Global brokerage firm UBS has cut its Nifty target for December this year to 9,200 from 9,600 amid slower-than-expected recovery in growth.

According to the global financial services major, the bullish trend in the Indian markets over the last one year was mainly driven by “positive surprise on rate cycle, lower oil prices and reforms news-flow” but hereon, actual earnings and macro data points would matter increasingly.

The revised target also reflects our view of the growth recovery being slower-than-expected, as is playing out in quarterly corporate results.
– UBS Head of India Research, Gautam Chhaochharia said.

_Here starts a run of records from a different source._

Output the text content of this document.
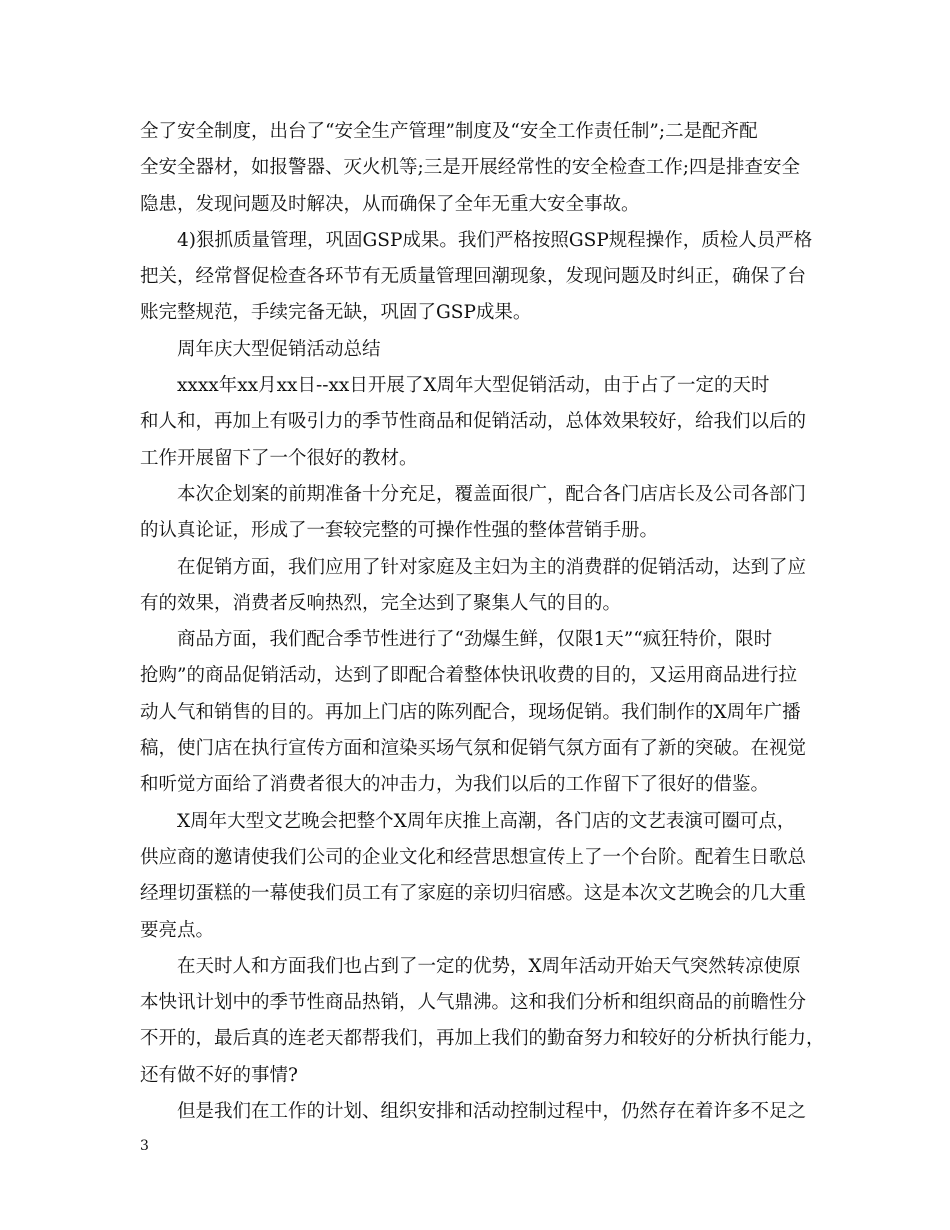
全了安全制度，出台了“安全生产管理”制度及“安全工作责任制”;二是配齐配
全安全器材，如报警器、灭火机等;三是开展经常性的安全检查工作;四是排查安全
隐患，发现问题及时解决，从而确保了全年无重大安全事故。
4)狠抓质量管理，巩固GSP成果。我们严格按照GSP规程操作，质检人员严格
把关，经常督促检查各环节有无质量管理回潮现象，发现问题及时纠正，确保了台
账完整规范，手续完备无缺，巩固了GSP成果。
周年庆大型促销活动总结
xxxx年xx月xx日--xx日开展了X周年大型促销活动，由于占了一定的天时
和人和，再加上有吸引力的季节性商品和促销活动，总体效果较好，给我们以后的
工作开展留下了一个很好的教材。
本次企划案的前期准备十分充足，覆盖面很广，配合各门店店长及公司各部门
的认真论证，形成了一套较完整的可操作性强的整体营销手册。
在促销方面，我们应用了针对家庭及主妇为主的消费群的促销活动，达到了应
有的效果，消费者反响热烈，完全达到了聚集人气的目的。
商品方面，我们配合季节性进行了“劲爆生鲜，仅限1天”“疯狂特价，限时
抢购”的商品促销活动，达到了即配合着整体快讯收费的目的，又运用商品进行拉
动人气和销售的目的。再加上门店的陈列配合，现场促销。我们制作的X周年广播
稿，使门店在执行宣传方面和渲染买场气氛和促销气氛方面有了新的突破。在视觉
和听觉方面给了消费者很大的冲击力，为我们以后的工作留下了很好的借鉴。
X周年大型文艺晚会把整个X周年庆推上高潮，各门店的文艺表演可圈可点，
供应商的邀请使我们公司的企业文化和经营思想宣传上了一个台阶。配着生日歌总
经理切蛋糕的一幕使我们员工有了家庭的亲切归宿感。这是本次文艺晚会的几大重
要亮点。
在天时人和方面我们也占到了一定的优势，X周年活动开始天气突然转凉使原
本快讯计划中的季节性商品热销，人气鼎沸。这和我们分析和组织商品的前瞻性分
不开的，最后真的连老天都帮我们，再加上我们的勤奋努力和较好的分析执行能力，
还有做不好的事情?
但是我们在工作的计划、组织安排和活动控制过程中，仍然存在着许多不足之
3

According to the brokerage firm, India remains overweight (OW) from Asia and emerging market perspective but there is a possibility of near-term consolidation and even profit-taking, given limited absolute upside from current levels in the near term.

“The reality of a slow growth recovery is now being acknowledged and earnings estimates for FY15/16 have been cut 6-7 per cent over last 6 months - recovery is yet elusive,” Chhaochharia added.

According to the brokerage firm, the fourth quarter of FY15 is expected to be weak but “markets may be arguably already expecting that, based on our discussions with investors”, UBS said.

Sector-wise, the brokerage is “overweight” on banks as it believes that the rate cycle would be a bigger driver for these stocks rather than credit growth in near-term. The brokerage is also overweight on coal, oil & gas/ petrochemicals, pharmaceuticals and telecom & media.

The Nifty is currently hovering around 8,400-level.